Last week he published a big, 417-page book,* illustrated by his own sketches and his wife's photographs, that did Bali up brown. Because he believes that Balinese culture is sure to be corrupted. Covarrubias includes dutifully informative chapters on language, magic, community organization, native legends. Most animated parts of his book deal with the primitive agricultural communism of Bali, with the bewildering luxuriance of art in a land where almost everybody is an artist. Land in Bali is owned by the villages, under terms of "the wisest law ever passed by the Dutch Government," cannot be sold to foreigners, and is leased, the natives believe, directly from the gods. Although there is poverty in Bali when the price of rice falls, and rigid caste divisions (natives must learn two languages, so a nobleman can address a commoner in lower-class language while the commoner replies vice versa), ownership of property has little to do with it. Villages are governed by an organization to which every married man, which means every adult male, belongs; work is apportioned by a council and slackers are taken care of by the simple device of being declared "dead," which means they are expelled from the village and consequently get no food. A proud, courteous, joke-loving people, the Balinese have no jails, police their villages in fashion reminiscent of volunteer fire departments in small U. S. towns where putting out fires is a less important function than the holding of dances and feasts. For minor offenses against the village, such as the rare cases of theft, the wrongdoer is punished by being paraded through town, while natives beat drums, shout hilariously, act as if nothing so ridiculous had ever been known before. But when natives go amuck, commit murder, threaten violence, the alarm bell rings as it does for a fire, and the whole community turns out to kill the criminal as it does to extinguish flames. Ceremonial "kidnappings" feature many weddings. The extremely modest Balinese make an official open secret of these elopements. Bride and groom set an hour for the kidnapping. The bride pretends to struggle pitifully. Her relatives pretend to try to save her. Onlookers pretend nothing is happening. After the bride has been abducted, the village rushes off in a playful hunt in the wrong direction, pretending to console the happy parents. Now elopements in rented cars are fashionable in Bali.
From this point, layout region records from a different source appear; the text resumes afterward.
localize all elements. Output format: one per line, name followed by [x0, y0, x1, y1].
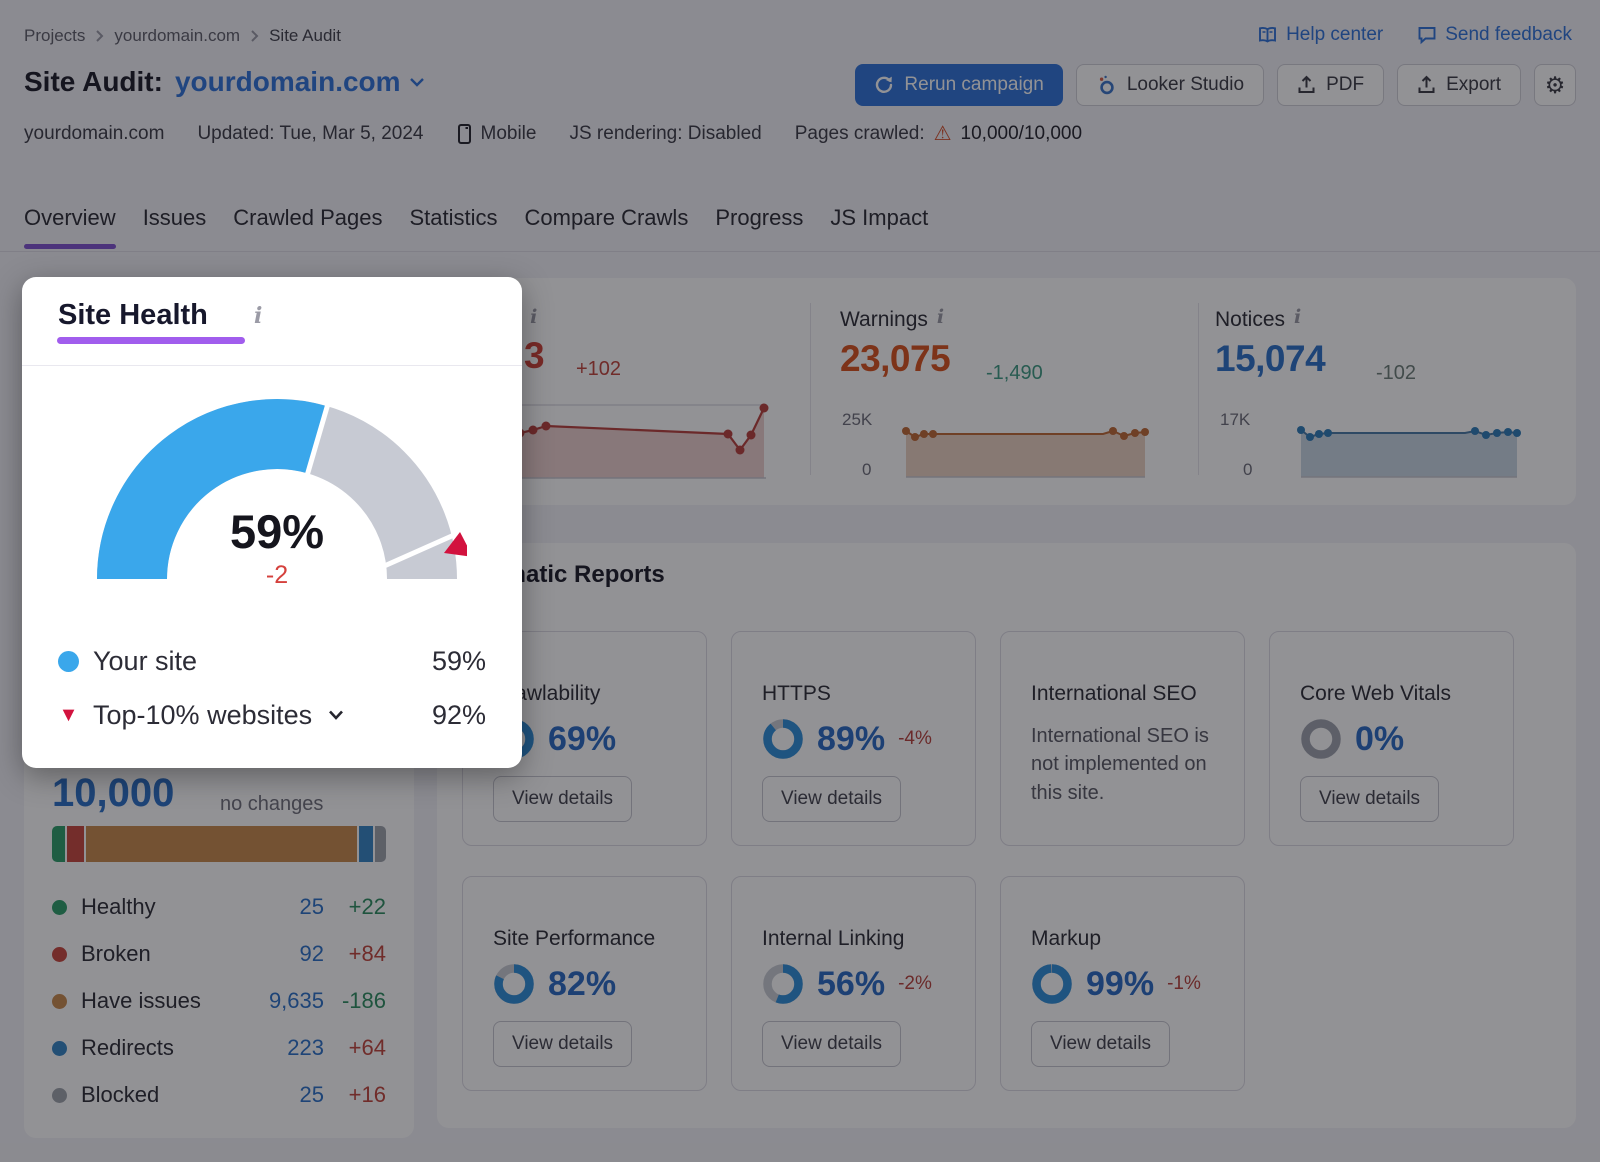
your-site-dot — [58, 651, 79, 672]
site-audit-page: Projects yourdomain.com Site Audit Help … — [0, 0, 1600, 1162]
highlight-underline — [57, 337, 245, 344]
site-health-card: Site Health i 59% -2 Your site 59% ▼ Top… — [22, 277, 522, 768]
your-site-row: Your site 59% — [58, 643, 486, 679]
site-health-gauge — [87, 389, 467, 589]
top10-value: 92% — [432, 700, 486, 731]
your-site-value: 59% — [432, 646, 486, 677]
top10-row: ▼ Top-10% websites 92% — [58, 697, 486, 733]
site-health-change: -2 — [127, 561, 427, 590]
site-health-score: 59% — [127, 504, 427, 559]
triangle-down-icon: ▼ — [58, 704, 79, 727]
site-health-title: Site Health — [58, 299, 208, 332]
chevron-down-icon[interactable] — [328, 710, 344, 720]
info-icon[interactable]: i — [254, 305, 262, 327]
divider — [22, 365, 522, 366]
Art is so general that the Balinese have no word for it. Housewives prepare offerings to the gods in the form of sculptured food, with statues carved in gristle decorated with red peppers and lacy lining from the stomachs of hogs. The handles of daggers and the designs on native cloth show the same painstaking craft.
Covarrubias believes that the Balinese became a race of artists because the rich land and their social organization gave them leisure, because art never became the exclusive possession of intellectuals, because the remoteness of Bali protected it from foreign influence. He found on the walls of North Bali temples, cheek by jowl with bas-reliefs of gods and monsters, some comic-strip carvings showing a fat Dutchman drinking beer, a man cranking a car, a highway robbery modeled after a scene in a cinema.
*ISLAND OF BALI -- Miguel Covarrubias -- Knopf ($5).